Music

Despite Discord, Philadelphia Is in Tune With Its Maestro

Washington Post Staff Writer
Tuesday, June 5, 2007; Page C01

All right, they may not like each other much, but Christoph Eschenbach and the Philadelphia Orchestra sure do make glorious music together, as they proved once again Sunday afternoon at the Kennedy Center Concert Hall.

For those just joining us here, a brief recap may be in order. Last October, after only three years on the job, Eschenbach announced that he would step down as Philadelphia's music director at the end of the 2007-2008 season, making his projected tenure by far the shortest in the orchestra's modern history.


On the whole, he'd rather not be in Philadelphia, but while he is, Christoph Eschenbach is garnering critical acclaim.
On the whole, he'd rather not be in Philadelphia, but while he is, Christoph Eschenbach is garnering critical acclaim. (By Chris Lee)

The partnership was ill-fated from the start. The orchestra had wanted Sir Simon Rattle, who elected to take the helm of the Berlin Philharmonic instead. Eschenbach was engaged by a management team that was deeply unpopular with the musicians, and some players felt they had not been properly consulted before his appointment. Such a peremptory move is begging for disaster (many of the Baltimore Symphony Orchestra's initial objections about its incoming music director, Marin Alsop, stemmed from the same sort of treatment), and Eschenbach's time in Philadelphia has been an unrelentingly stormy one.

And yet Sunday's concert presented Washington with some of the most satisfying orchestral playing it has heard since -- well, since the last time Eschenbach and his group came to town.

There's no law that says that collaborative musicians have to be great pals. Gilbert didn't much like Sullivan, and Luciano Pavarotti and Renata Scotto, the most popular operatic duo in America during the late 1970s, barely spoke to each other when they weren't making tuneful love onstage. But it is hard to think of another conductor-orchestra relationship that has been so fraught with discord and yet remained so musically healthy. (When Berlin turned on Herbert von Karajan, or Boston on Seiji Ozawa, or New York on Zubin Mehta, the concerts suffered mightily.)

The great performance of the afternoon was the one that closed it. The Symphony No. 1 by Johannes Brahms might just be the most overplayed piece in the repertory, but a rendition such as the one presented on Sunday serves to remind a listener why it became so popular in the first place.

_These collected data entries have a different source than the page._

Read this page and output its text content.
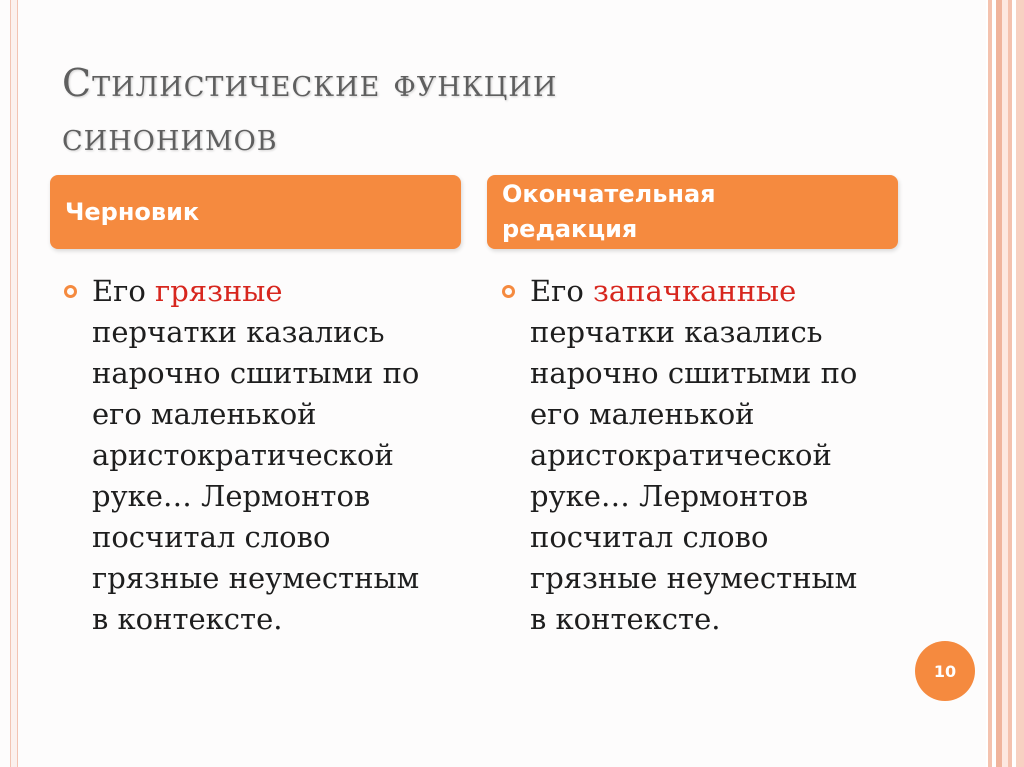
Стилистические функции синонимов
Черновик
Окончательная
редакция
Его грязные
перчатки казались
нарочно сшитыми по
его маленькой
аристократической
руке… Лермонтов
посчитал слово
грязные неуместным
в контексте.
Его запачканные
перчатки казались
нарочно сшитыми по
его маленькой
аристократической
руке… Лермонтов
посчитал слово
грязные неуместным
в контексте.
10
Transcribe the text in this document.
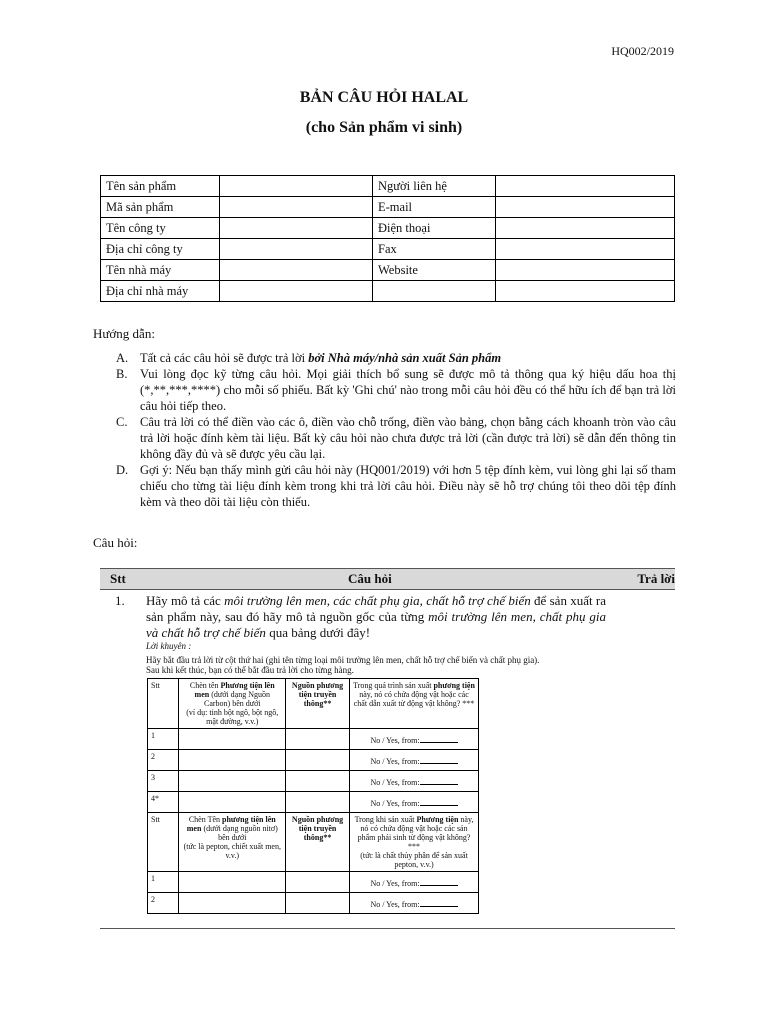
HQ002/2019
BẢN CÂU HỎI HALAL
(cho Sản phẩm vi sinh)
Tên sản phẩm		Người liên hệ	
Mã sản phẩm		E-mail	
Tên công ty		Điện thoại	
Địa chỉ công ty		Fax	
Tên nhà máy		Website	
Địa chỉ nhà máy			
Hướng dẫn:
A. Tất cả các câu hỏi sẽ được trả lời bởi Nhà máy/nhà sản xuất Sản phẩm
B. Vui lòng đọc kỹ từng câu hỏi. Mọi giải thích bổ sung sẽ được mô tả thông qua ký hiệu dấu hoa thị (*,**,***,****) cho mỗi số phiếu. Bất kỳ 'Ghi chú' nào trong mỗi câu hỏi đều có thể hữu ích để bạn trả lời câu hỏi tiếp theo.
C. Câu trả lời có thể điền vào các ô, điền vào chỗ trống, điền vào bảng, chọn bằng cách khoanh tròn vào câu trả lời hoặc đính kèm tài liệu. Bất kỳ câu hỏi nào chưa được trả lời (cần được trả lời) sẽ dẫn đến thông tin không đầy đủ và sẽ được yêu cầu lại.
D. Gợi ý: Nếu bạn thấy mình gửi câu hỏi này (HQ001/2019) với hơn 5 tệp đính kèm, vui lòng ghi lại số tham chiếu cho từng tài liệu đính kèm trong khi trả lời câu hỏi. Điều này sẽ hỗ trợ chúng tôi theo dõi tệp đính kèm và theo dõi tài liệu còn thiếu.
Câu hỏi:
Stt	Câu hỏi	Trả lời
1. Hãy mô tả các môi trường lên men, các chất phụ gia, chất hỗ trợ chế biến để sản xuất ra sản phẩm này, sau đó hãy mô tả nguồn gốc của từng môi trường lên men, chất phụ gia và chất hỗ trợ chế biến qua bảng dưới đây!
Lời khuyên :
Hãy bắt đầu trả lời từ cột thứ hai (ghi tên từng loại môi trường lên men, chất hỗ trợ chế biến và chất phụ gia).
Sau khi kết thúc, bạn có thể bắt đầu trả lời cho từng hàng.
Stt	Chèn tên Phương tiện lên men (dưới dạng Nguồn Carbon) bên dưới
(ví dụ: tinh bột ngô, bột ngô, mật đường, v.v.)	Nguồn phương tiện truyền thông**	Trong quá trình sản xuất phương tiện này, nó có chứa động vật hoặc các chất dẫn xuất từ động vật không? ***
1			No / Yes, from:
2			No / Yes, from:
3			No / Yes, from:
4*			No / Yes, from:
Stt	Chèn Tên phương tiện lên men (dưới dạng nguồn nitơ) bên dưới
(tức là pepton, chiết xuất men, v.v.)	Nguồn phương tiện truyền thông**	Trong khi sản xuất Phương tiện này, nó có chứa động vật hoặc các sản phẩm phái sinh từ động vật không? ***
(tức là chất thủy phân để sản xuất pepton, v.v.)
1			No / Yes, from:
2			No / Yes, from:
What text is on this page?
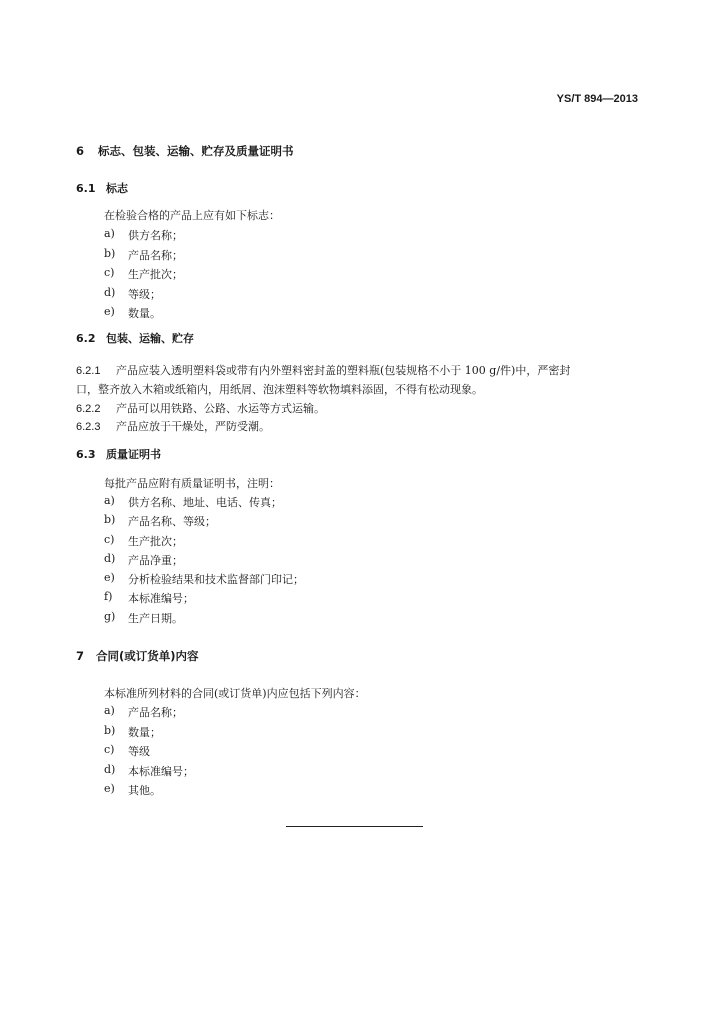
YS/T 894—2013
6 标志、包装、运输、贮存及质量证明书
6.1 标志
在检验合格的产品上应有如下标志：
a)	供方名称；
b)	产品名称；
c)	生产批次；
d)	等级；
e)	数量。
6.2 包装、运输、贮存
6.2.1 产品应装入透明塑料袋或带有内外塑料密封盖的塑料瓶(包装规格不小于 100 g/件)中，严密封
口，整齐放入木箱或纸箱内，用纸屑、泡沫塑料等软物填料添固，不得有松动现象。
6.2.2 产品可以用铁路、公路、水运等方式运输。
6.2.3 产品应放于干燥处，严防受潮。
6.3 质量证明书
每批产品应附有质量证明书，注明：
a)	供方名称、地址、电话、传真；
b)	产品名称、等级；
c)	生产批次；
d)	产品净重；
e)	分析检验结果和技术监督部门印记；
f)	本标准编号；
g)	生产日期。
7 合同(或订货单)内容
本标准所列材料的合同(或订货单)内应包括下列内容：
a)	产品名称；
b)	数量；
c)	等级
d)	本标准编号；
e)	其他。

Like Tchaikovsky in the Piano Concerto No. 1, Brahms leads with his best material, and the marvelously wrought anxiety attack that sets the symphony into motion was realized with a paradoxical mixture of ultra-refined string sonorities and an unfettered dramatic intensity that surged like lava.

It's been said that one test of a first-rate intelligence is the ability to hold two opposed ideas in mind at the same time. Throughout the symphony, Eschenbach placed an emphasis on space and grandeur, and yet there was never a want of moment-to-moment continuity. The playing was both mighty and elegant, sweeping in its scope, tender in its attention to detail.

The first half of the program was an odd mix. Arnold Schoenberg's Chamber Symphony No. 1, written when the composer was caught between traditional and modernist harmonic worlds, is a laborious chromatic straining for 15 instruments, much easier to admire than to like. And it might be argued that Franz Schubert's songs are best heard in their original arrangements for piano and singer. Still, when you have an artist so extraordinarily sensitive as Matthias Goerne, with his meticulously calibrated baritone voice and seemingly infinite command of emotional shading, willing to take on orchestrations by Brahms, Anton Webern, Max Reger and others, you put your reservations aside and listen with gratitude.

The concert was presented by the Washington Performing Arts Society.